Do these things have AVX512? It looks like some of the Sierra Forest chips do have AVX512 with 2xFMA…
That’s pretty wide. Wonder if they should put that thing on a card and sell it as a GPU (a totally original idea that has never been tried, sure…).
Intel split their server product line in two:
* Processors that have only P-cores (currently, Granite Rapids), which do have AVX512.
* Processors that have only E-cores (currently, Sierra Forest), which do not have AVX512.
On the other hand, AMD's high-core, lower-area offerings, like Zen 4c (Bergamo) do support AVX512, which IMO makes things easier.
On Zen4 and Zen4c the register is 512 bits wide. However, internally, many “datapaths” (execution units, floating-point units, vector ALUs, etc.) are 256 bits wide for much of the AVX-512 functional units…

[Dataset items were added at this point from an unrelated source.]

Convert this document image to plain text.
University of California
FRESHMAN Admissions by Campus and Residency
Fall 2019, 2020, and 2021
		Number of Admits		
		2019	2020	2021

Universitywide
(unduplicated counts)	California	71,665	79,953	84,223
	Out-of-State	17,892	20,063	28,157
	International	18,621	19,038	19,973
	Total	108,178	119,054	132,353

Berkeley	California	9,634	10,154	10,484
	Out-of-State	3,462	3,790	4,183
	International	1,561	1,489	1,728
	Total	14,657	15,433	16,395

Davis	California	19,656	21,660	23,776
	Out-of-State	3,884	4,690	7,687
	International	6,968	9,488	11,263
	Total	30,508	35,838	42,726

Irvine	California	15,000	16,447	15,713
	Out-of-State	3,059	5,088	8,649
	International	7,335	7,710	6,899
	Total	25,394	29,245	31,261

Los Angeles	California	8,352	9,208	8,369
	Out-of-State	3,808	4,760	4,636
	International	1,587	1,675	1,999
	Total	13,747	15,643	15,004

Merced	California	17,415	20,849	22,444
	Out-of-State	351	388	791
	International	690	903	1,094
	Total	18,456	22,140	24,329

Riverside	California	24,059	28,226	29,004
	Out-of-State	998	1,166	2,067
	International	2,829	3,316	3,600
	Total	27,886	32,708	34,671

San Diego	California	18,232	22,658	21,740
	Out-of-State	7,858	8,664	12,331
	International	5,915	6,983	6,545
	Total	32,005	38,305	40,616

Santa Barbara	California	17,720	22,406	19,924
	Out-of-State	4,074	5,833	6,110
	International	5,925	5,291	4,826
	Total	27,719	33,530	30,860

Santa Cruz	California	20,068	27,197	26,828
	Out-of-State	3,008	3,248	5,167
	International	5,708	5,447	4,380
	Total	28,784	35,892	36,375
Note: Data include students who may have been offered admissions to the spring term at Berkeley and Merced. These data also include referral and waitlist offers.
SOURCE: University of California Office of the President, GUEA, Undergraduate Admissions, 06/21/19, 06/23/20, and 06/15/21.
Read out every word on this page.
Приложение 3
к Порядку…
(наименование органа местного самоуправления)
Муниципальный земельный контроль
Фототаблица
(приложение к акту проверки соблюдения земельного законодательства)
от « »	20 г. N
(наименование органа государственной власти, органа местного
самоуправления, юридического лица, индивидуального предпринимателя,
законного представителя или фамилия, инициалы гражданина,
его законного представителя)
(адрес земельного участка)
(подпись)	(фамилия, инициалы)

Zen5 is supposed to be different, and again, I wrote the kernels for Zen5 last year, but still have no hardware to profile the impact of this implementation difference on practical systems :(
On Zen 4 and Zen 4c, for most vector instructions the vector datapaths have the same width as in Intel's best Xeons, i.e. they can do two 512-bit instructions per clock cycle.
The exceptions where AMD has half throughput are the vector load and store instructions from the first level cache memory and the FMUL and FMA instructions, where the most expensive Intel Xeons can do two FMUL/FMA per clock cycle while Zen 4/4c can do only 1 FMUL/FMA + 1 FADD per clock cycle.
So only the link between the L1 cache and the vector registers and also the floating-point multiplier have half-width on Zen 4/4c, while the rest of the datapaths have the same width (2 x 512-bit) on both Zen 4/4c and Intel's Xeons.
The server and desktop variants of Zen 5/5c (and also the laptop Fire Range and Strix Halo CPUs) double the width of all vector datapaths, exceeding the throughput of all past or current Intel CPUs. Only the server CPUs expected to be launched in 2026 by Intel (Diamond Rapids) are likely to be faster than Zen 5, but by then AMD might also launch Zen 6, so it remains to be seen which will be better by the end of 2026.
SimSIMD (inside USearch (inside ClickHouse)) already has those SIMD kernels, but I don’t yet have the hardware to benchmark :(
Way back in the day, I built and ran the platform for a business on Pentium grade web & database servers which gave me 1 "core" in 2 rack units.
That's 24 cores per 48 unit rack, so 288 cores would be a dozen racks or pretty much an entire aisle of a typical data center.
I guess all of Palo Alto Internet eXchange (where two of my boxen lived) didn't have much more than a couple of thousand cores back in 98/99. I'm guessing there are homelabs with more cores than that entire PAIX data center had back then.
If you're doing a lot of loading and storing, these E-core chips are probably going to outperform the chips with huge cores because they will be idling a lot. For CPU-bound tasks, the P-cores will win hands down.
CPU on PCIe card seems like it matches with the Intel Xeon Phi... I've wondered if that could boost something like an Erlang mesh cluster...
So is 2 GB of storage.
And 2K of years.
https://www.titancomputers.com/Titan-A900-Octane-Dual-AMD-EP...
320 cores starts at $28,000.. $34k with 1TB of memory..
I like duckdb, but clickhouse seems more focused on large scale performance.
I just thought that the article is written from the point of view of a single person, but has multiple authors, which is a bit weird. Did I misunderstood something?
It seems today's Intel CPU can replace yesteryear's data center.
May someone can try for fun running 1000 Red Hat Linux 6.2 in parallel on one CPU, like it's year 2000 again.